黄檗 隠元隆琦 即非如一 高泉性潡 百拙元養

隠元隆琦

江戸前期の渡来禅僧。福建省生。隠元は道号、法諱は隆琦。福州黄檗山万福寺で出家、密雲円悟に師事する。のち費隠通容の法を嗣ぎ、万福寺住持となる。長崎興福寺の逸然性融らに招かれて来日。摂津普門寺を経て、宇治黄檗山万福寺開山となる。明の法式に則る黄檗禅を広め、後水尾天皇ら公武の厚い帰依を集めた。書・画・漢詩に優れ、黄檗三筆の一人。延宝元年(1673)寂、82才。

即非如一

江戸前期の渡来禅僧。福建省生。俗姓は林、法諱は如一。龍山寺西来について出家し、のち隠元に参じ、中国黄檗山万福寺で嗣法した。明暦三年千呆らを伴って渡来し、長崎崇福寺に住した。のち小倉小笠原侯に招かれ広寿山福聚寺開山となる。黄檗三筆の一人。寛文11年(1671)寂、56才。

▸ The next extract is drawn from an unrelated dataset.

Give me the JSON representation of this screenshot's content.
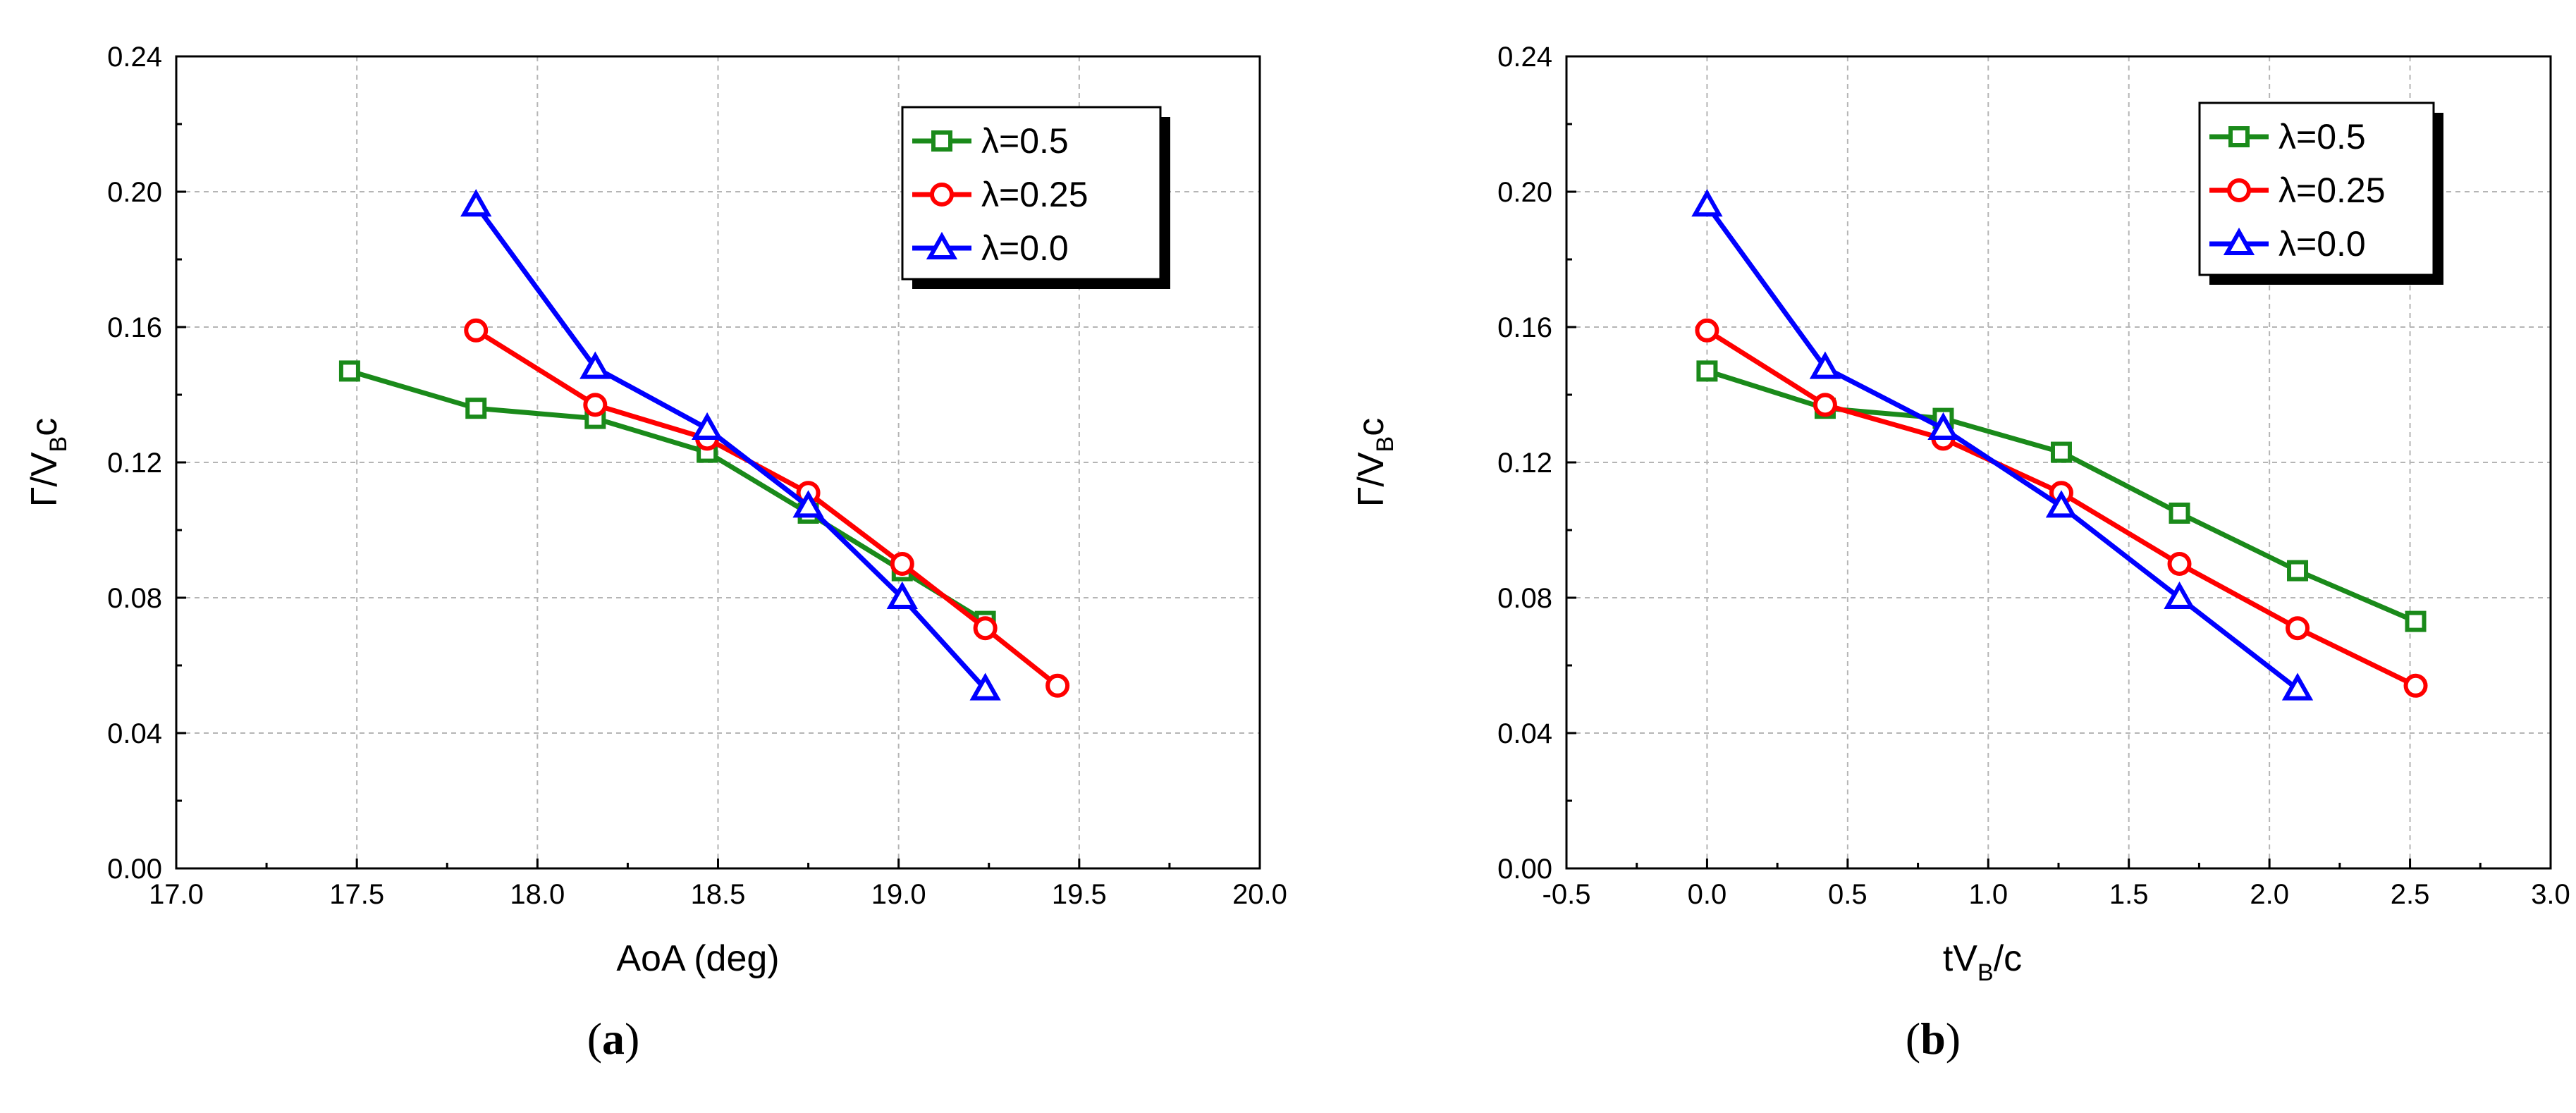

高泉性潡江戸前期の渡来禅僧。福建省生。高泉は道号、別号に雲外・曇華道人。隠元の法嗣慧門如沛の法を嗣ぎ、隠元70才の賀に渡来した。塔頭法苑院に住し、金沢の献珠寺、伏見の天王山仏国寺を開山、ついで宇治黄檗山万福寺第五代住持となる。元禄8年(1695)寂、63才。

百拙元養

江戸中期の黄檗宗の僧。姓は原田、百拙は道号、法諱は初め元椿。若くして臨済禅に入り大随玄機に師事し、のち師と共に黄檗宗仏国寺の高泉性?に就く。高泉の法嗣となった大随の印可を受け、近衛家熙・烏丸光広の帰依を得て仏国寺九代、但馬豊岡興国寺五代住持となる。さらに、洛西鳴滝の尾形乾山旧居に海雲山法蔵寺を中興、第一代となる。書画にすぐれ、詩歌・茶道にも通じた。寛延2年(1749)寂、82才。